A few disclaimers are in order regarding both the subject matter and the format of this study. Readers accustomed to approaching the Statesman as a political treatise will find relatively little in this book that responds to their interests. There is no fine-grained analysis of the Myth of Cronus, for example, nor is there much discussion of the political significance of the concluding definition of statesmanship. A consequence is that there is a considerable range of politically oriented commentary that this study does not take into account.
As far as format is concerned, readers familiar with the text of the Statesman may find my frequent quotation of Greek terms somewhat disconcerting. The reason for these quotations is straightforward. As everyone involved in translation knows, one’s rendering of a given text can be strongly influenced by how one reads it. Although I have consulted other translations of the dialogue on a regular basis, the translations of the passages discussed here are my own responsibility. Frequent quotation of the Greek texts is intended mainly as an aid to readers who wish to check the accuracy of my translations. Stephanus numbering follows that presented in the electronic Thesaurus Linguae Graecae.

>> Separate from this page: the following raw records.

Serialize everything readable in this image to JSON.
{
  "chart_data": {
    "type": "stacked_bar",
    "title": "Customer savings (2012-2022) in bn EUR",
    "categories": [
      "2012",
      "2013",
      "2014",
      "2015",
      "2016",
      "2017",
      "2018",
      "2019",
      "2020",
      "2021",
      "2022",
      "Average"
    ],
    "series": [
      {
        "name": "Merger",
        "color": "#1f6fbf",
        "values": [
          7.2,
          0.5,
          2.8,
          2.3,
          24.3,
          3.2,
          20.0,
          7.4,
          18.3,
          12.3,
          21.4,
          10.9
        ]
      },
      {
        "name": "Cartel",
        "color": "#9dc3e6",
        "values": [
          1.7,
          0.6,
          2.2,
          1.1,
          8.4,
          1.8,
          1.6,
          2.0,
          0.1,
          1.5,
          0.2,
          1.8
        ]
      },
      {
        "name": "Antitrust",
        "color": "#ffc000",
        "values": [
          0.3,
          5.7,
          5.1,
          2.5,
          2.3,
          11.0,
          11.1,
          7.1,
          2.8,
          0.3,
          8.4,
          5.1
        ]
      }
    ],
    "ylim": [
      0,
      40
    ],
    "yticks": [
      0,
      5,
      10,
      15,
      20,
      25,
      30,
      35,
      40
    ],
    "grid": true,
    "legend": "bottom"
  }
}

The book has been written with readers in mind who already have experience with the methodology of Plato’s late dialogues. At the same time, it seems not unreasonable to hope that it may be of some help as well to readers who have not yet savored the delights of Plato’s methodological investigations. Another reason for including ample quotations of the Greek is to acquaint less experienced readers with the music of Plato’s language. The more scholars are attracted to a careful study of these late dialogues, the better we should come eventually to understand them.